The other opinion concedes that probable cause for arrest arises from facts within the arresting officer's own knowledge and observation but not from "hearsay" information. I respectfully disagree because of the unusual record in this case; an important distinction exists. It is correct that the mere presence of a person at the time an offense is committed at its scene without any other evidence is insufficient to support a conviction. Beardsley v. State, 738 S.W.2d 681 (Tex.Crim.App. 1987). Nevertheless, the presence of a person at the scene of a criminal offense combined with certain other incriminatory or inculpatory evidence or testimony is sufficient to sustain a conviction. Thompson v. State, 697 S.W.2d 413 (Tex.Crim.App. 1985); Thomas v. State, 645 S.W.2d 798 (Tex.Crim.App. 1983).

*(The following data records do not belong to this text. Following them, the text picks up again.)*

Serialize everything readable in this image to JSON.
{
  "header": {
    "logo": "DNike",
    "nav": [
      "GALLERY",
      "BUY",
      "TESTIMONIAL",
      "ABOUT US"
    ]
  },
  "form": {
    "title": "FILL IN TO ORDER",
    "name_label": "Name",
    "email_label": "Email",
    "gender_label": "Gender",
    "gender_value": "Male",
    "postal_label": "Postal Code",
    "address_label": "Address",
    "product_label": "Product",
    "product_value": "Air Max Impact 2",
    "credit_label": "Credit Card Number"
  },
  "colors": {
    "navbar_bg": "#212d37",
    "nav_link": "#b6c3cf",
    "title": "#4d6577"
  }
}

The crucial issue here is whether the Appellant, Beverly, had been warned about his trespasses at the apartment complex in question. The "trespass warned" loiterers were described as those loiterers or trespassers who had been warned by the apartment complex manager in front of and in the presence of city police officers, the manager definitely advising these loiterers and trespassers that they were not to come back on the property. These warnings were triggered by the circumstance that the apartment complex and especially the parking lot thereof had become a serious and crucial problem area involving dope or narcotics trafficking. I definitely perceive that the Appellant clearly had notice and that the other opinion misapplied the hearsay rule, resulting in a baseless, useless reversal. Where a statement or remark is made in a defendant's presence, which he understood and which called for a reply, as here, his silence or acquiescence "may be shown as an admissible fact or even as a confession on his part where the same defendant is not at that time under arrest". Crestfield v. State, 471 S.W.2d 50 (Tex.Crim.App. 1971); Smith v. State, 635 S.W.2d 591 (Tex.App. — Dallas 1982, no pet.). The rule in Crestfield and Smith, supra, applies here. This is true because of the fact that the statement was made in the presence of Beverly and it was a statement adverse to his interest and it inculpated him, calling for a reply. He understood he was being accused of criminal trespass. He remained silent, making no reply.
Here, of course, the conviction of Beverly was for the possession of a controlled substance, namely, cocaine, but the gravamen of Beverly's appeal is that the trial court erroneously denied a motion to suppress the evidence, being the cocaine, which was seized as a result of an arrest which was warrantless; but the arrest was lawful and so was the search. Slaughter v. State, 439 S.W.2d 836 (Tex.Crim.App. 1969); Chimel v. California, 395 U.S. 752, 89 S.Ct. 2034, 23 L.Ed.2d 685 (1969). Indeed, the reasonable, prudent, dedicated officer could and should consider this: that where a statement or remark is made in the accused's presence where he (the accused) understood and which called for a reply, then his silence may be shown also as a confession.
Furthermore, the officer had probable cause to make a lawful arrest since he had trustworthy information which would warrant and amply justify a reasonable, prudent person's belief that a particular person had committed or was in the process of committing a crime. Illinois v. Gates, supra; Lewis v. State, 598 S.W.2d 280 (Tex.Crim.App. 1980).
Pursuant to the reasons and authorities set out above, I must respectfully dissent.